I reach my house in a few minutes. The house has an upstairs and downstairs, just like every other house on the row. It also has a front and back garden decorated in flowers. Many are trampled and squished but there still beautiful. I open the white front door and call out, "Anyone home?" No answer. I walk through the house flipping on lights as I go. I walk through the hall which is decorated in a dull white paint. Some parts are lighter, where photographs used to hang. One or two have survived and still sit on the wall. I ascend the stairs and open the door to my bedroom. I share the bedroom with my sister, who is currently curled up on the bed. I can't see her face because she's hidden her head in her knees.

"Phoebe?" I ask. She looks up and I take in her puffy eyes, downturned lips, and tear stained cheeks. I stay calm and ask "What happened? What did she do?" even as I speak I'm crossing the room and hugging my little sister close.

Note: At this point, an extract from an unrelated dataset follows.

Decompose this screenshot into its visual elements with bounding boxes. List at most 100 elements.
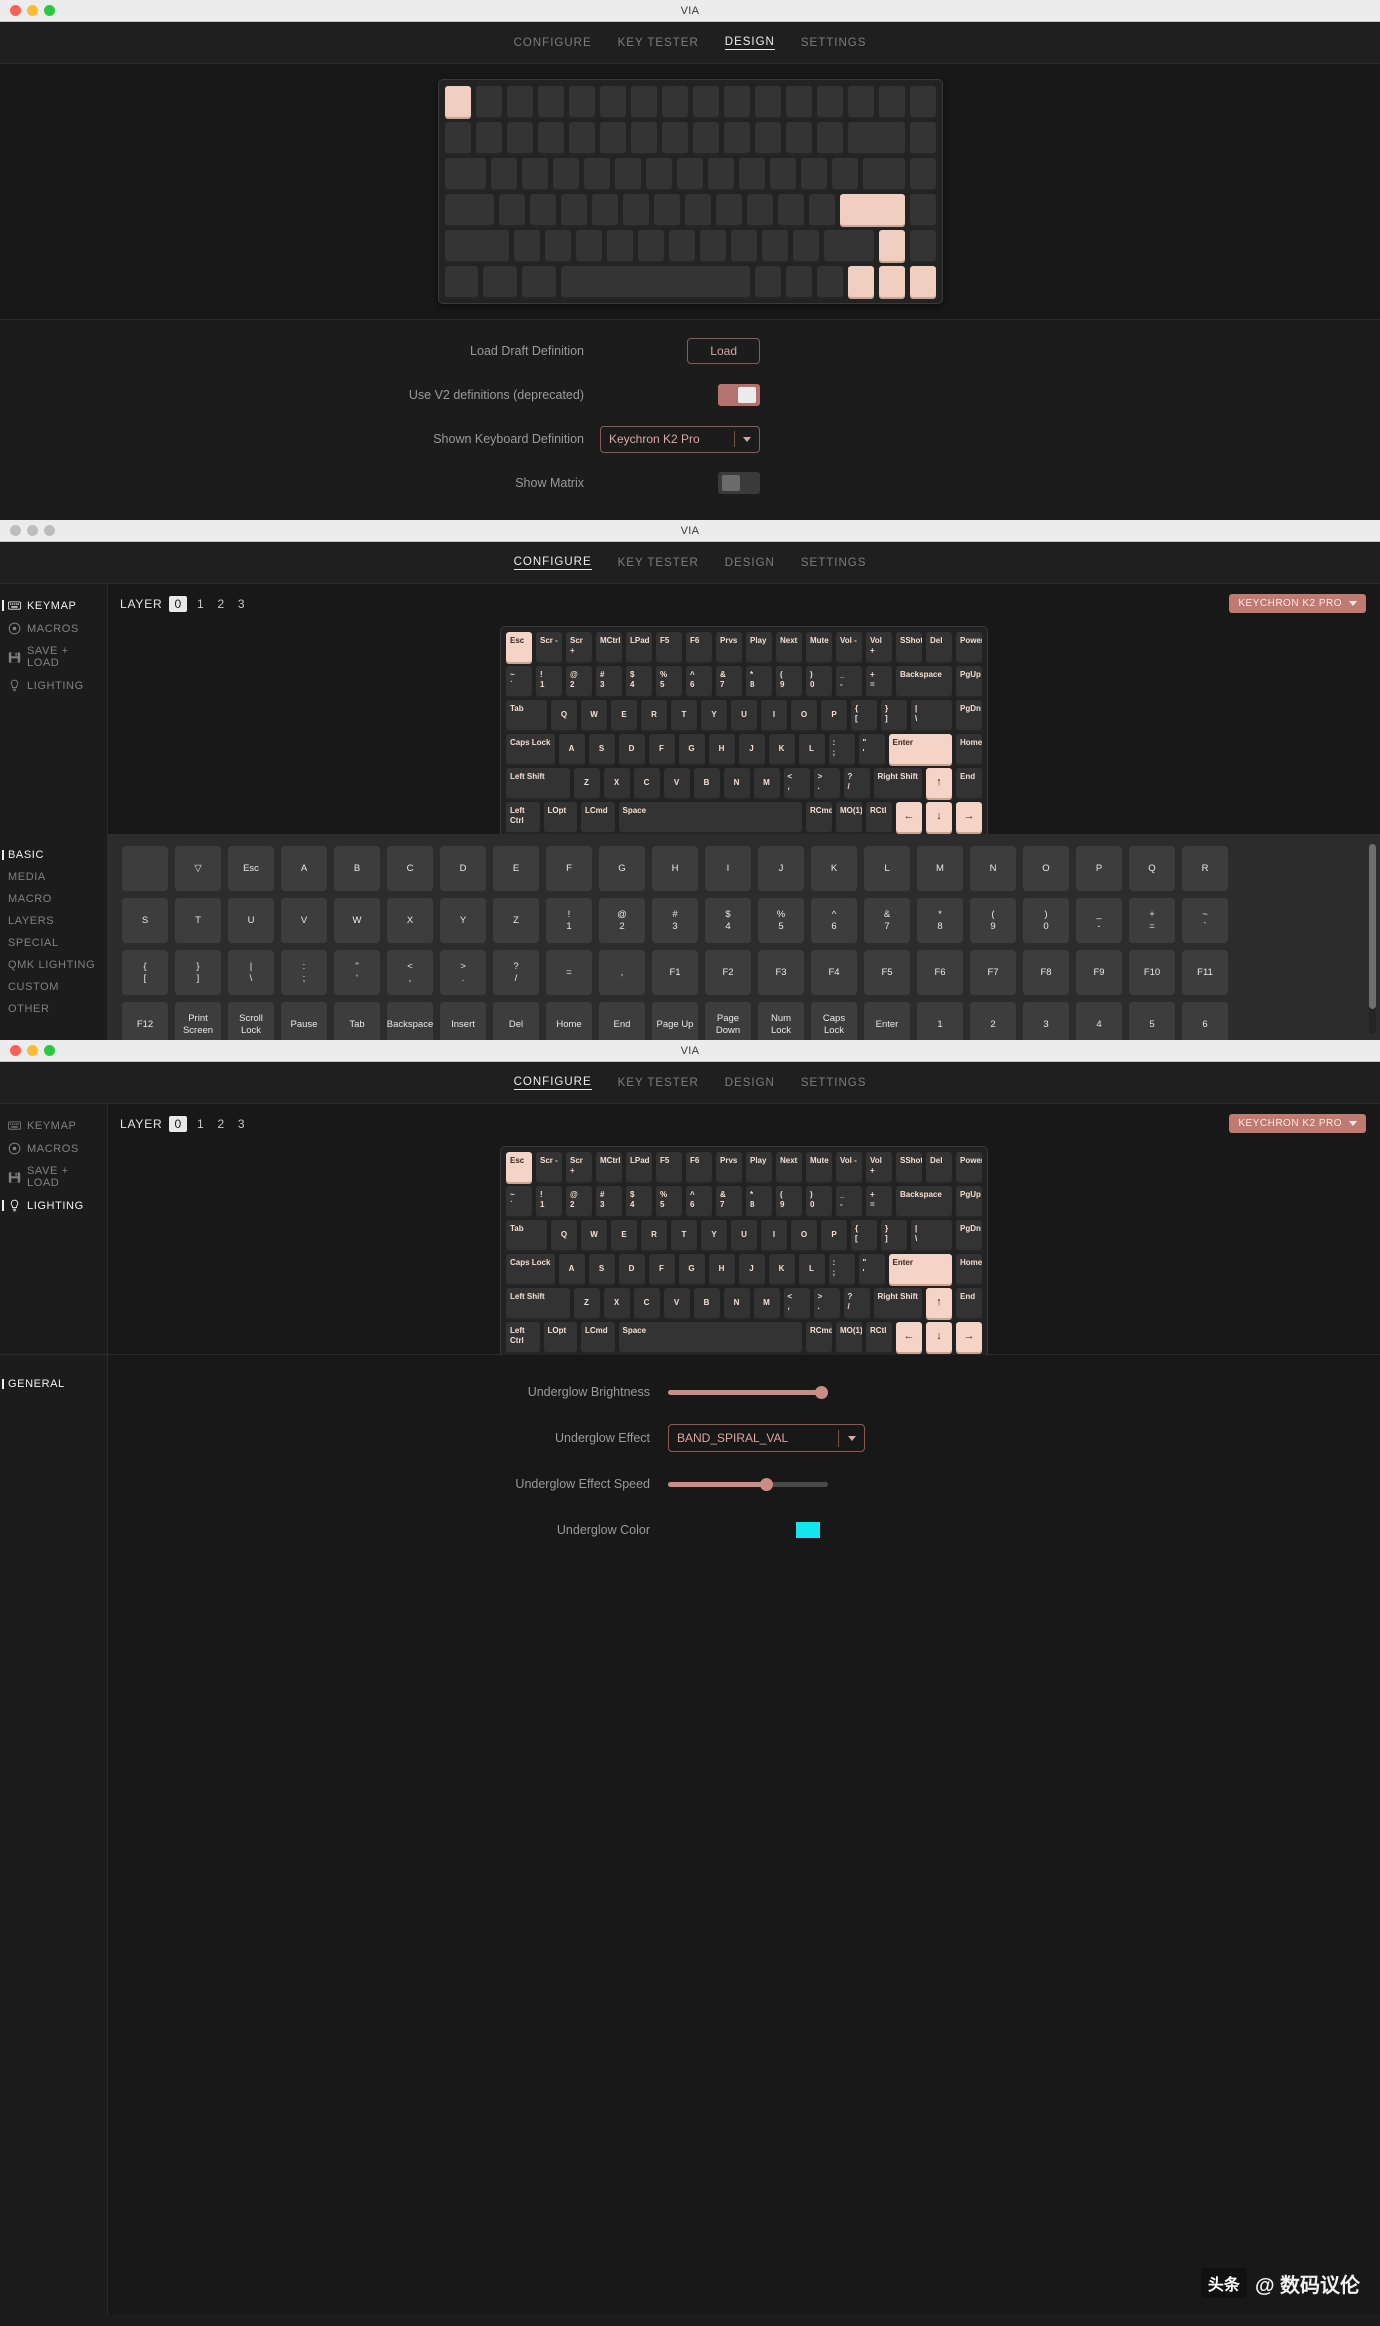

She cries silently and her words come out in little gasps, "I stayed in my room after you left, just like you said. You were gone too long though. Mom came back and asked me where you were. She... she... I was scared Emma." She looks up at me with those big blue eyes. She looks at me like I have the power to fix everything, to make it all better. Maybe I can make it all better. A few soft words and lullaby to help her sleep is all it takes. But that doesn't stop the cause.

Because the reason my sisters crying and the reason I'm the one comforting her is my mother can't. Can't or won't. What happens is my mother goes out. Innocent enough. I'm going meet with some friends! She calls up to us. Then she slams the door, turns the key, and leaves.

We are too young to be left alone. I asked once why she didn't hire a babysitter. Too expensive she said. That made me feel horrible. Like my sister and I weren't worth the few pounds it cost to hire someone to keep us safe.

She always says she's going to meet some friends, and maybe she does. But that's not all she does. When she comes back her words are slurred and her coordination is off. When that happens I take my sister to her room and we stay there playing games until my mother falls asleep.

She never makes us tea or dinner on days like that, days like this. So when she's asleep we creep downstairs and make something to eat. Sometimes it's something fun, like popcorn sandwiches. Sometimes it's something sensible like spaghetti bolognese. Whenever we made something we used to burn it so we danced around in the hall with tea towels trying to stop the fire alarm from going off. Now were better at cooking, we never burn anything. We stuff our faces and slip happily into sleep.

Coming out of my deep thoughts I stroke Phoebe's hair gently. I mumble a lullaby in her ear. I'm probably too quiet to hear but she knows the words off by heart. I get through the first verse before we both fall into sleep.